3. No common European approach as of yet
However, in Europe the approach currently varies widely across a broad spectrum. The concept of collective redress does not even exist in all member states. Where it does, it mostly focuses on a very narrow scope of cases and constellations. In Germany, for example, collective redress schemes are admissible under the Capital Investors' Test Cases Act (Kapitalanleger-Musterverfahrensgesetz) regarding public capital market information. With its recommendation, the Commission aims to create a unified approach across the EU to collective redress and to put an end to this fragmented spectrum.
4. The EU Commission as a driving force
The European Commission has been conferring on collective redress schemes since 2005, and the system it is now recommending arose from a series of green and white papers as well as a public consultation. The European Parliament supported this by a resolution.
In its recommendation this summer, the Commission called for the implementation of its collective redress principles by July 26 2015 at the latest. Although the recommendation is not legally binding, the Commission notes that it will evaluate the status of collective redress laws in the member states after four years. This tight agenda leads observers to believe that the current recommendation is merely an intermediate step. In all probability a further-reaching legal act will follow after the four-year period has expired. Such observers believe that the Commission will then issue a binding regulation or directive.
5. Allegedly injured parties will be able to accede to a European collective redress action: effect on national laws
The EU suggests that the possibility of injunctive and compensatory collective redress should be added to national procedural rules.
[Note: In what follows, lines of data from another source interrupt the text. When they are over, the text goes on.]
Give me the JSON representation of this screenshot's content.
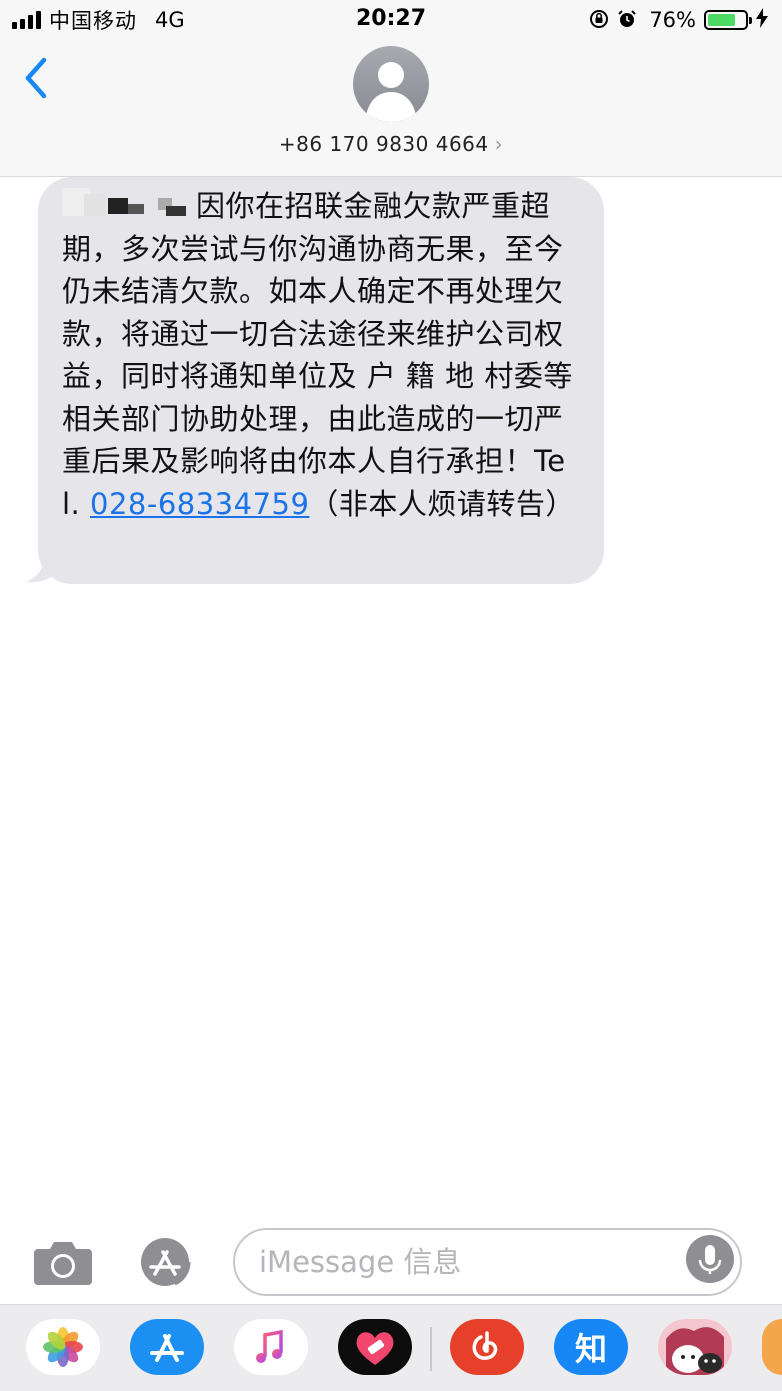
{
  "status_bar": {
    "carrier": "中国移动",
    "network": "4G",
    "time": "20:27",
    "orientation_lock_icon": "orientation-lock-icon",
    "alarm_icon": "alarm-icon",
    "battery_percent_label": "76%",
    "battery_level": 0.76,
    "charging_icon": "bolt-icon",
    "signal_bars": 4
  },
  "header": {
    "back_icon": "chevron-left-icon",
    "contact_name": "+86 170 9830 4664",
    "contact_chevron": "›"
  },
  "message": {
    "text_after_name": "因你在招联金融欠款严重超期，多次尝试与你沟通协商无果，至今仍未结清欠款。如本人确定不再处理欠款，将通过一切合法途径来维护公司权益，同时将通知单位及 户 籍 地 村委等相关部门协助处理，由此造成的一切严重后果及影响将由你本人自行承担！Tel. ",
    "phone_link": "028-68334759",
    "suffix": "（非本人烦请转告）"
  },
  "input_bar": {
    "camera_icon": "camera-icon",
    "appstore_icon": "app-store-icon",
    "placeholder": "iMessage 信息",
    "mic_icon": "microphone-icon"
  },
  "app_drawer": {
    "apps": [
      "photos-icon",
      "app-store-icon",
      "music-icon",
      "heart-sticker-icon",
      "netease-music-icon",
      "zhihu-icon",
      "sticker-pack-icon"
    ],
    "zhihu_label": "知"
  },
  "colors": {
    "bubble": "#e5e5ea",
    "link": "#1a73e8",
    "ios_blue": "#1687f5",
    "battery": "#4cd964"
  }
}
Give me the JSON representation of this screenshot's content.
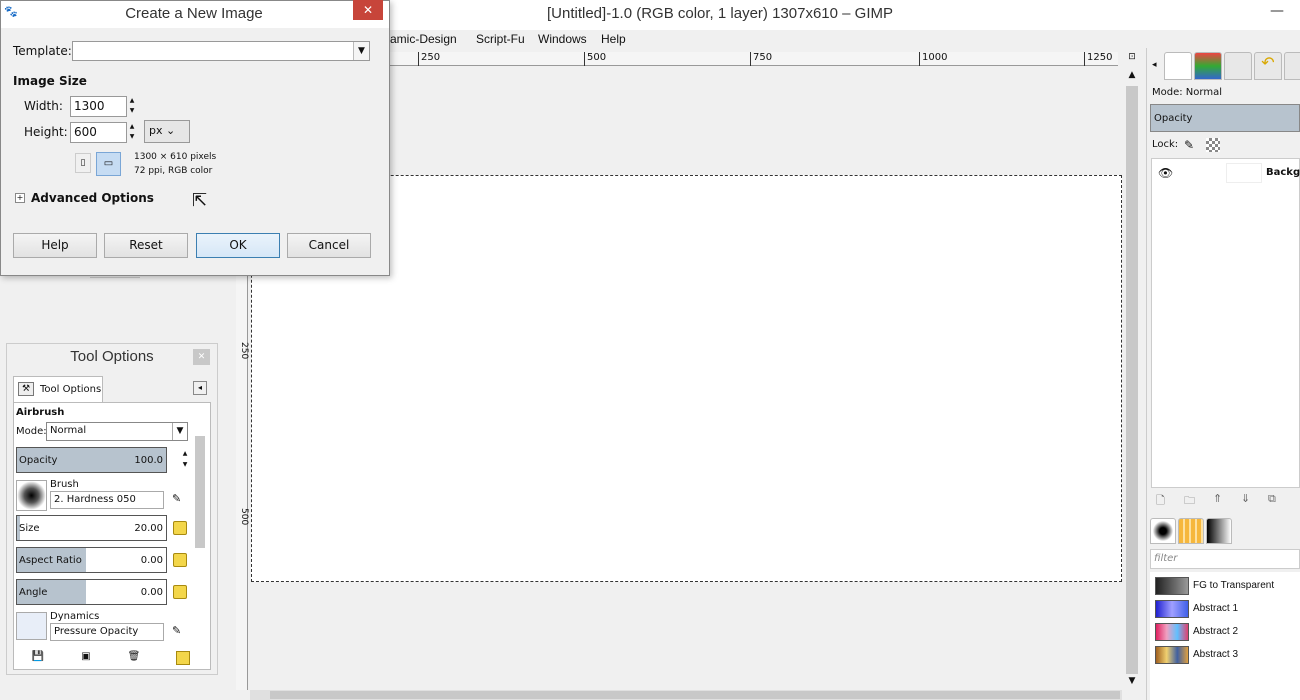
{
  "main_window": {
    "title": "[Untitled]-1.0 (RGB color, 1 layer) 1307x610 – GIMP",
    "minimize_glyph": "—"
  },
  "menubar": {
    "items": [
      {
        "label": "amic-Design"
      },
      {
        "label": "Script-Fu"
      },
      {
        "label": "Windows"
      },
      {
        "label": "Help"
      }
    ]
  },
  "rulers": {
    "horizontal_ticks": [
      "250",
      "500",
      "750",
      "1000",
      "1250"
    ],
    "vertical_ticks": [
      "250",
      "500"
    ]
  },
  "dialog": {
    "title": "Create a New Image",
    "close_glyph": "✕",
    "template_label": "Template:",
    "template_value": "",
    "image_size_heading": "Image Size",
    "width_label": "Width:",
    "width_value": "1300",
    "height_label": "Height:",
    "height_value": "600",
    "unit_value": "px",
    "dims_line1": "1300 × 610 pixels",
    "dims_line2": "72 ppi, RGB color",
    "advanced_label": "Advanced Options",
    "buttons": {
      "help": "Help",
      "reset": "Reset",
      "ok": "OK",
      "cancel": "Cancel"
    }
  },
  "tool_options": {
    "title": "Tool Options",
    "tab_label": "Tool Options",
    "tool_name": "Airbrush",
    "mode_label": "Mode:",
    "mode_value": "Normal",
    "opacity": {
      "label": "Opacity",
      "value": "100.0",
      "fraction": 1.0
    },
    "brush_label": "Brush",
    "brush_value": "2. Hardness 050",
    "size": {
      "label": "Size",
      "value": "20.00",
      "fraction": 0.02
    },
    "aspect_ratio": {
      "label": "Aspect Ratio",
      "value": "0.00",
      "fraction": 0.46
    },
    "angle": {
      "label": "Angle",
      "value": "0.00",
      "fraction": 0.46
    },
    "dynamics_label": "Dynamics",
    "dynamics_value": "Pressure Opacity"
  },
  "layers": {
    "mode_label": "Mode: Normal",
    "opacity_label": "Opacity",
    "lock_label": "Lock:",
    "layer_name": "Backgro"
  },
  "gradients": {
    "filter_placeholder": "filter",
    "items": [
      {
        "label": "FG to Transparent",
        "color": "#444444"
      },
      {
        "label": "Abstract 1",
        "color": "#4060e8"
      },
      {
        "label": "Abstract 2",
        "color": "#e04070"
      },
      {
        "label": "Abstract 3",
        "color": "#e0a040"
      }
    ]
  },
  "colors": {
    "selection_blue": "#b7c3ce",
    "close_red": "#c7453a"
  }
}
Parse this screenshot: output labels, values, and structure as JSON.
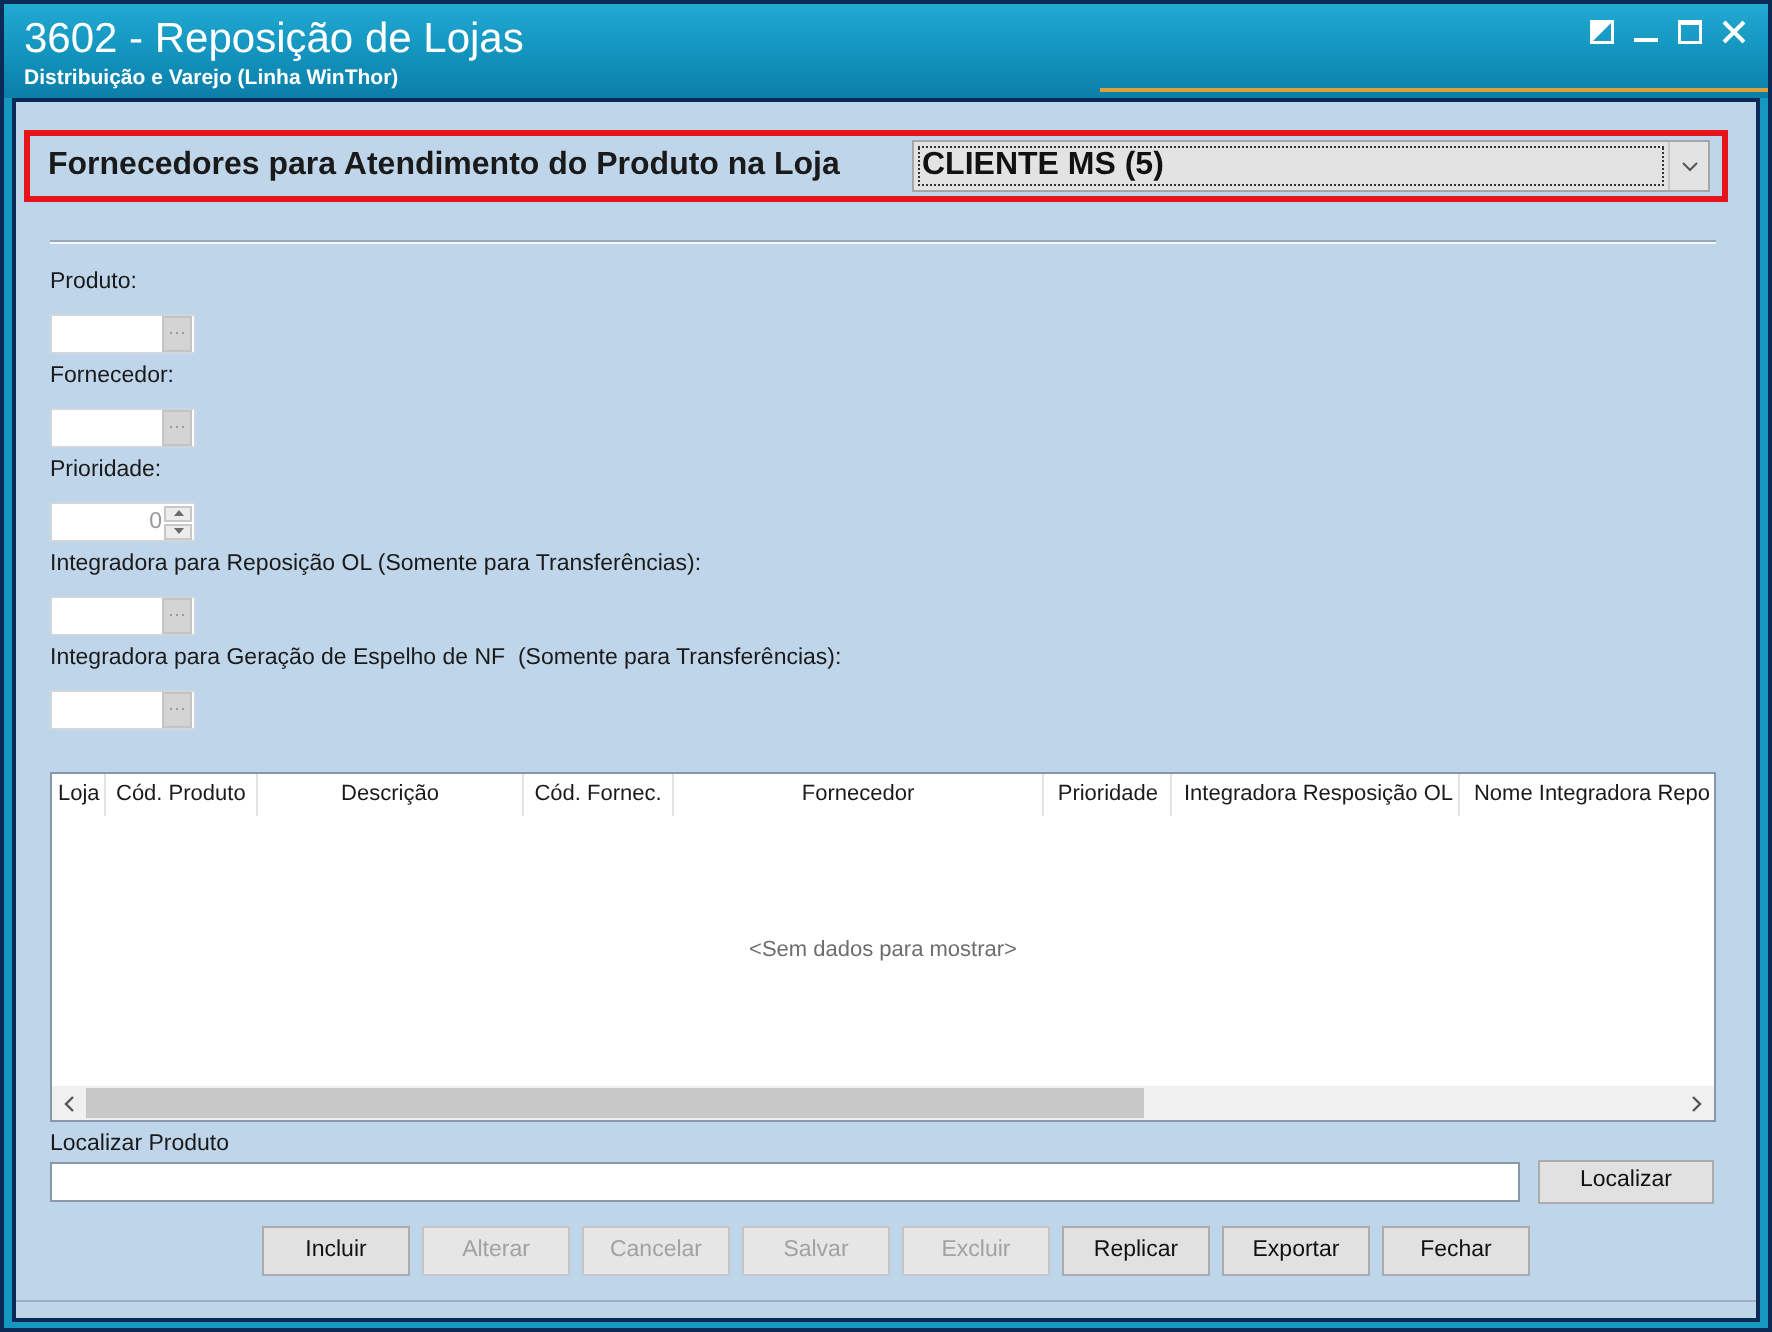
{
  "window": {
    "title": "3602 - Reposição de Lojas",
    "subtitle": "Distribuição e Varejo (Linha WinThor)"
  },
  "store_selector": {
    "label": "Fornecedores para Atendimento do Produto na Loja",
    "value": "CLIENTE MS (5)"
  },
  "fields": [
    {
      "kind": "lookup",
      "label": "Produto:",
      "disabled": true
    },
    {
      "kind": "lookup",
      "label": "Fornecedor:",
      "disabled": true
    },
    {
      "kind": "spinner",
      "label": "Prioridade:",
      "value": "0",
      "disabled": true
    },
    {
      "kind": "lookup",
      "label": "Integradora para Reposição OL (Somente para Transferências):",
      "disabled": true
    },
    {
      "kind": "lookup",
      "label": "Integradora para Geração de Espelho de NF  (Somente para Transferências):",
      "disabled": true
    }
  ],
  "table": {
    "columns": [
      "Loja",
      "Cód. Produto",
      "Descrição",
      "Cód. Fornec.",
      "Fornecedor",
      "Prioridade",
      "Integradora Resposição OL",
      "Nome Integradora Repo"
    ],
    "empty_message": "<Sem dados para mostrar>"
  },
  "search": {
    "label": "Localizar Produto",
    "button": "Localizar"
  },
  "buttons": [
    {
      "label": "Incluir",
      "disabled": false
    },
    {
      "label": "Alterar",
      "disabled": true
    },
    {
      "label": "Cancelar",
      "disabled": true
    },
    {
      "label": "Salvar",
      "disabled": true
    },
    {
      "label": "Excluir",
      "disabled": true
    },
    {
      "label": "Replicar",
      "disabled": false
    },
    {
      "label": "Exportar",
      "disabled": false
    },
    {
      "label": "Fechar",
      "disabled": false
    }
  ]
}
According to the Commission's central objective, the mechanism is to make it easier for allegedly injured parties to join such an action against a company. As a result, they would feel more encouraged to pursue their claims judicially in cases where individual damages are small.
In principle, the allegedly injured parties will be able to join a suit or opt out of it at any time. For this purpose, the corresponding information is to be available online in the future. However, any judgment of the claim will only be binding on those who opted in. Hence, unlike in most US based class actions, individuals must explicitly join the action (a so-called opt-in system, in contrast to the US opt-out model).
6. Beyond injured parties: even consumer protection associations and public authorities could act as claimants
It is the Commission's intention that not only the injured parties should be able to litigate. In the EU, unlike in the United States, designated "representative entities" and even authorities would be able to bring an injunctive or compensatory action. Hence, under such laws, manufacturers and importers of products may expect a surge in collective redress litigation. Action may be brought by consumer protection associations or market surveillance authorities seeking to judicially pursue claims for alleged product safety deficiencies.
This kind of representative action has already been partly realized in the member states, inter alia, by way of transposition of Directive 2009/22/EC on injunctions for the protection of consumers' interests into national laws. Unsurprisingly, companies face a greater risk of litigation if representative action is permitted, because, unlike many private persons, associations are not afraid of lengthy lawsuits.
The idea that authorities can bring a collective civil redress action on behalf of the injured parties against certain companies reaches even further. Not least is the concern that such collective actions may be used for political purposes – for instance, bringing suit against a company just before an election, so that the claims take on a quasi-official appearance. This is a tool which has hitherto not been available to the public sector.
7. Positions of EU member states
It is now up to the 28 member states of the EU to decide if and how they will transpose the Commission recommendation into their national laws.
For Germany, transposing the recommendation would mean a major amendment of its Code of Civil Procedure (Zivilprozessordnung). The parties forming the new coalition government after the federal elections in September 2013 have opposite views on this and, accordingly, have not yet arrived at a decision. The conservative CDU/CSU alliance believes that a far-reaching change of the German law of civil procedure is not justifiable, because there is no recognizable deficit in the enforcement of monetary claims. In addition, it categorically rejects collective redress actions as being inherently prone to abuse. The left-wing Social-Democrats favor the introduction of collective redress. However, they suggest a trial phase for the new mechanism, with a limited term set for its application.
The Government of the United Kingdom has reservations about the horizontal nature of the recommendation which applies to every piece of EU legislation.
France, on the other hand, is just about to include a new group action (action de groupe) into its Consumer Code (Code de Consommation). This instrument, however, will only extend to actions by state authorized consumer protection associations.
8. What is to be done?
Will collective redress become part of the legal system on a European Union level and in its individual member states? The next few years will be decisive. Companies wishing to communicate their expectations and arguments should address the relevant decision-making bodies soon. There is still time enter the conversation.
It cannot be said enough that companies involved in the distribution chain of products will need to adjust to the coming legal situation. This applies in particular to manufacturers and importers. There is good reason to think that the admissibility of collective redress will be increasingly expanded. Many EU member states will follow the Commission’s recommendation. Within a few years, binding rulings will follow.
Companies concerned about this scenario therefore face a threefold task: They need to prepare their compliance and PR departments for the coming challenges. Second, they need to obtain a legal overview of litigation risks in Europe, seeking guidance that takes multiple jurisdictions into account. And finally, they should follow closely monitor the legislative processes around this issue and let their voices be heard.